Allerdings sind sich die Kanzleimanager einig: Die Frage, ob die Digitalisierung kommt oder nicht, "stellt sich für eine große Wirtschaftskanzlei gar nicht", so Andreas Ziegenhagen. "Vor 20 Jahren gab es noch physische Datenräume und Diktiergeräte mit Kassetten", erinnert er sich. "Der Anwaltsberuf hat sich entwickelt, und diese Entwicklung wird weitergehen." CMS-Managing Partner Hubertus Kolster sagt: "Sich zurückzulehnen und sich hier nicht zu positionieren wäre ein Fehler. Wir müssen das auch zu unserem Thema machen und den Mandanten kreative Lösungen anbieten." So ist für CMS das Tool zum Fremddienstleistereinsatz auch nur ein erstes Produkt – weitere ähnliche Software-Entwicklungen sind in der Entwicklung.
Nicht zu unterschätzen ist natürlich auch der Marketing-Aspekt, den solche Initiativen mit sich bringen. Kanzleien, die zeigen, dass sie auf das Mandantenbedürfnis nach "More for Less" - mehr Dienstleistung für weniger Geld – reagieren, hoffen darauf, einige Pluspunkte bei den Unternehmensjuristen zu sammeln, wenn es um die Auftragsvergabe geht.

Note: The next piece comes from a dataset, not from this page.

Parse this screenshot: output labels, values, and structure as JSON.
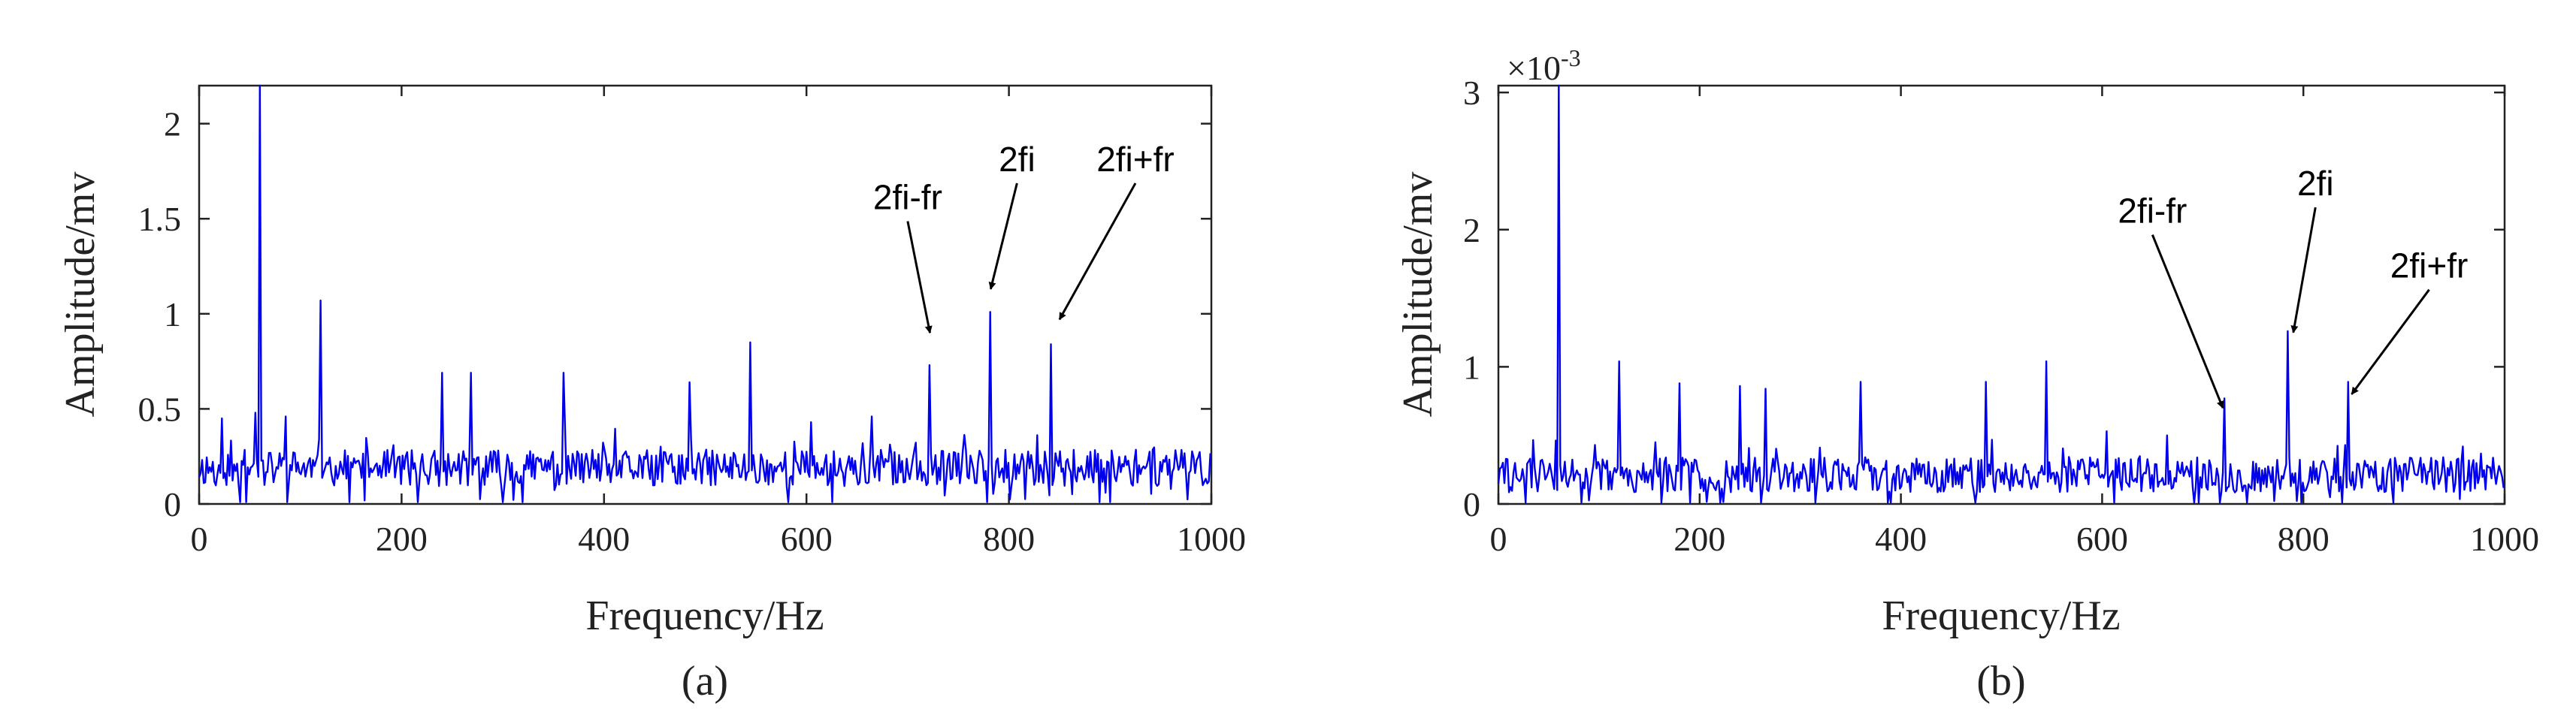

Der Trend, Rechercheaufgaben und Commodity-Geschäft wie das Prüfen von unzähligen Verträgen IT-gestützt abzuwickeln, wird sich fortsetzen – darin sind sich alle Branchenbeobachter einig. Letztlich sei es sinnvoller, wenn sich die hochbezahlten Juristen auf die kniffligen Fälle konzentrieren und vom Standardgeschäft entlastet werden, heißt es. Deswegen kann die Antwort auf die Frage, wie wahrscheinlich es ist, dass Anwälte durch Computer ersetzt werden, nicht "3,5 Prozent" sein. Sie lautet - im typischen Juristen-Stil -: Es kommt darauf an.